A Sumptuous Meal From Just One Pot

ONE of the many mammoth mail-order catalogs that come to my midget mansion unbade was being made ready for the sanitary disposal run, and my eye fell upon this: "Cook the Whole Meal in One Dish!" If there is great need for such a utensil, it merely means that not too many people have gone camping with John. The picture under this persuasive come-on showed a device with hinges and side-cars, and then I picked up the next catalog.

Bill and I, who spend a week together in the deep Maine wilderness every July, got things down to two dishes about 25 years ago. The second one is to heat water to wash the first. True, we don't attempt elaborate meals. If we start with a bisque, we then deploy a porterhouse apiece, with F. F. Pots and onion-mushroom garnish, creamed carrots, green beans or peas, either cauliflower or broccoli, a small green salad, some hot blueberry bread, and things like that. Nothing complicated.

We like a strawberry shortcake for dessert, and with his German background Bill has to have his Schlagsahne on it, whereas I let the strawberries suffice. It's enough. If we need more than that, we have a lunch at bedtime. We always wash our cooking dish and the supper things before we retire.

My training in the one-pot technique came from my grandfather, who was a sergeant in Company I of the 16th Maine Volunteers. If you remember, that was one of the regiments in the famed "Blanket Brigade."

For some reason never explained, five Northern regiments got lost from the supporting War Department, and for many months no supply wagons appeared. Food was scavenged. Uniforms disintegrated off the soldiers, and later when they marched through Washington on their way to battle the men wrapped themselves for warmth and modesty in their blankets. Hence, the Blanket Brigade.

My grandfather, a woodswise farm boy, called the search for food a "skirmish," and when anything to eat appeared he was the one who knew how to dress game and cook on a campfire. In my youth I would go to the woodlot with Gramp and at noonin' he'd whip up a cordon bleu masterpiece in a pail and tell me how he dressed out a hog the night before Fredericksburg, and two geese the evening after Pickett's Charge. According to him, Company I dined well.

He told me, too, about the Christmas dinner his father and mother had in 1790. Six miles away, over on what later came to be called Mosquito Hill, a "neighbor" family had moved in and built a cabin. It was the only settlement between our place and the seacoast village at Georgetown. So the two families had Christmas dinner together at the new home.

Austerity went with pioneering, and the hostess on this festive occasion was limited in her kitchen equipment. She had one pot, a fork, and a long-handled iron spoon. In the pot she had produced a venison stew, and the pot had been brought from the open fire on the hearth to be set on the table her husband had fashioned from split pine planks.

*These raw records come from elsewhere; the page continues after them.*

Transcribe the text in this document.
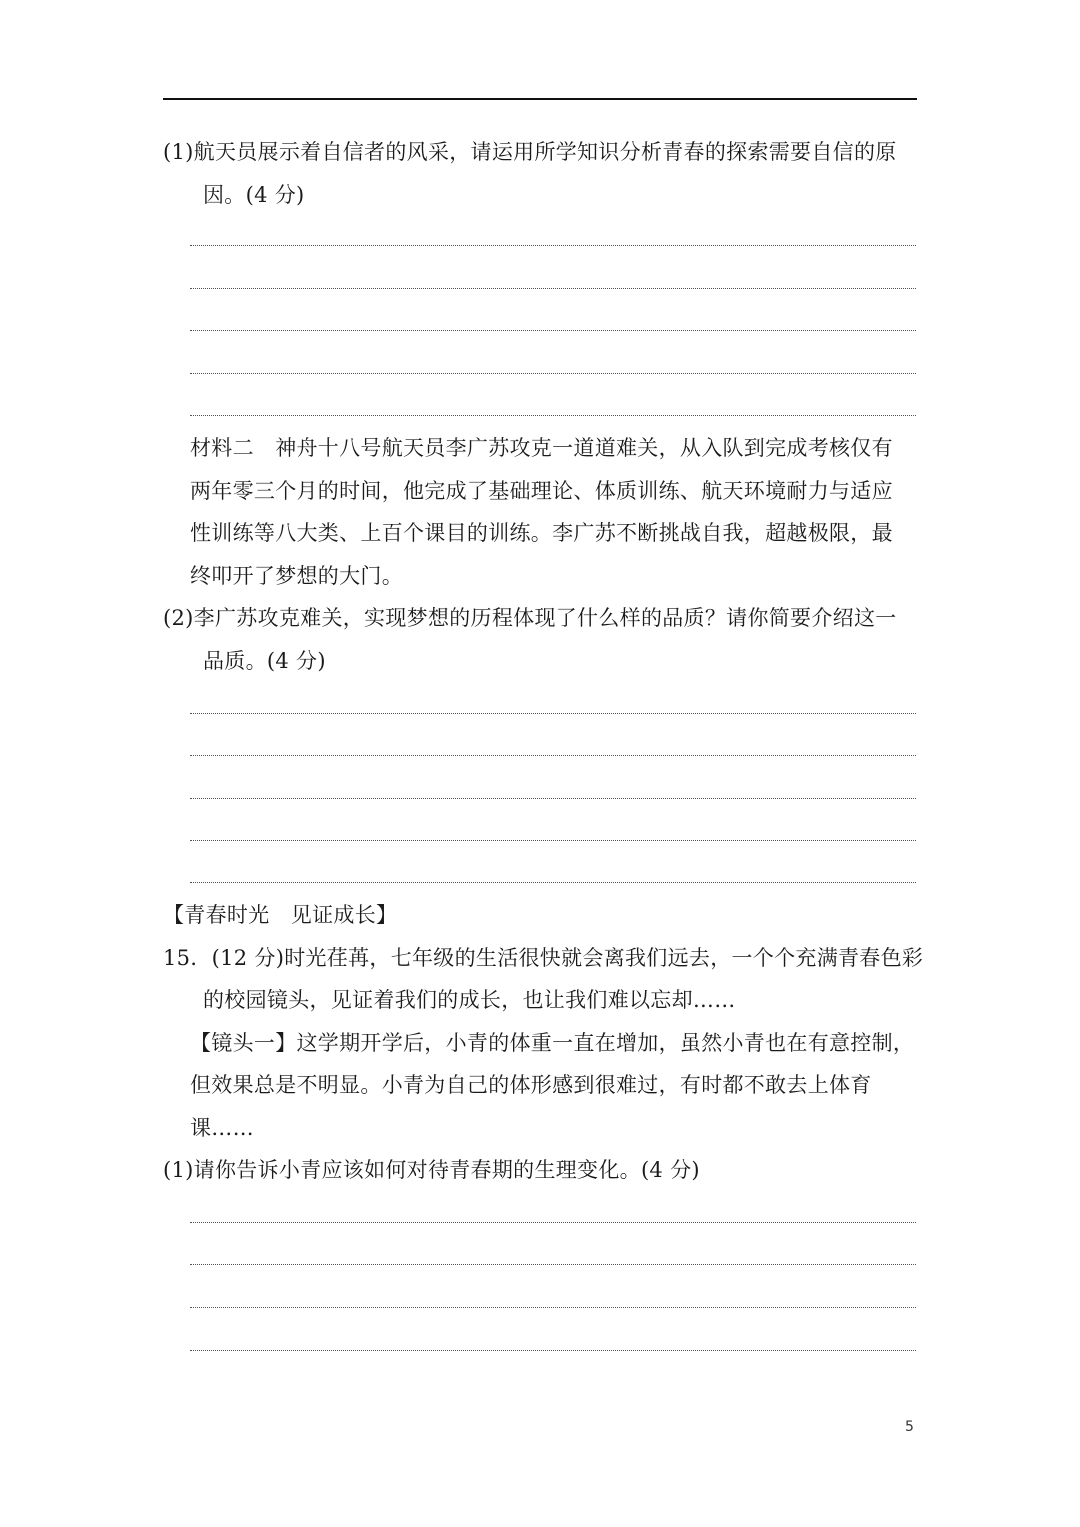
(1)航天员展示着自信者的风采，请运用所学知识分析青春的探索需要自信的原
因。(4 分)
材料二　神舟十八号航天员李广苏攻克一道道难关，从入队到完成考核仅有
两年零三个月的时间，他完成了基础理论、体质训练、航天环境耐力与适应
性训练等八大类、上百个课目的训练。李广苏不断挑战自我，超越极限，最
终叩开了梦想的大门。
(2)李广苏攻克难关，实现梦想的历程体现了什么样的品质？请你简要介绍这一
品质。(4 分)
【青春时光　见证成长】
15．(12 分)时光荏苒，七年级的生活很快就会离我们远去，一个个充满青春色彩
的校园镜头，见证着我们的成长，也让我们难以忘却……
【镜头一】这学期开学后，小青的体重一直在增加，虽然小青也在有意控制，
但效果总是不明显。小青为自己的体形感到很难过，有时都不敢去上体育
课……
(1)请你告诉小青应该如何对待青春期的生理变化。(4 分)
5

The husband had also fashioned beautiful dinner dishes from birch bark. Great-grandmother had the spoon and great-grandfather the fork, since they were guests. Mr. Curtis (their name was Curtis) had his woodsman's skinning knife, and Mrs. Curtis ate with a leather-working awl. As best each could, each dipped from the one and only central pot.

It was as fine a Christmas as anybody ever had.

I am reminded, too, of the time I surprised Old Walt as he was coming out of Bill Bauer's bakeshop. Walt lived alone in a camp up on the Rabbit Road, and he was a fantastic cook. Every time the Baptist Ladies' Aid had a bake sale Walt would bring in another masterpiece. But here he was buying!

He explained, "My oven door's brok' off." He said he tried to make do until the foundry sent a new hinge, and he said, "I just got hungry for things I ain't got."

He said he couldn't bake anything, and "for three weeks now all's I've et come out-a one skillet." Walt shifted the hot paper bag of goodies to his other arm, and he said, "Everything's tasted like fritters."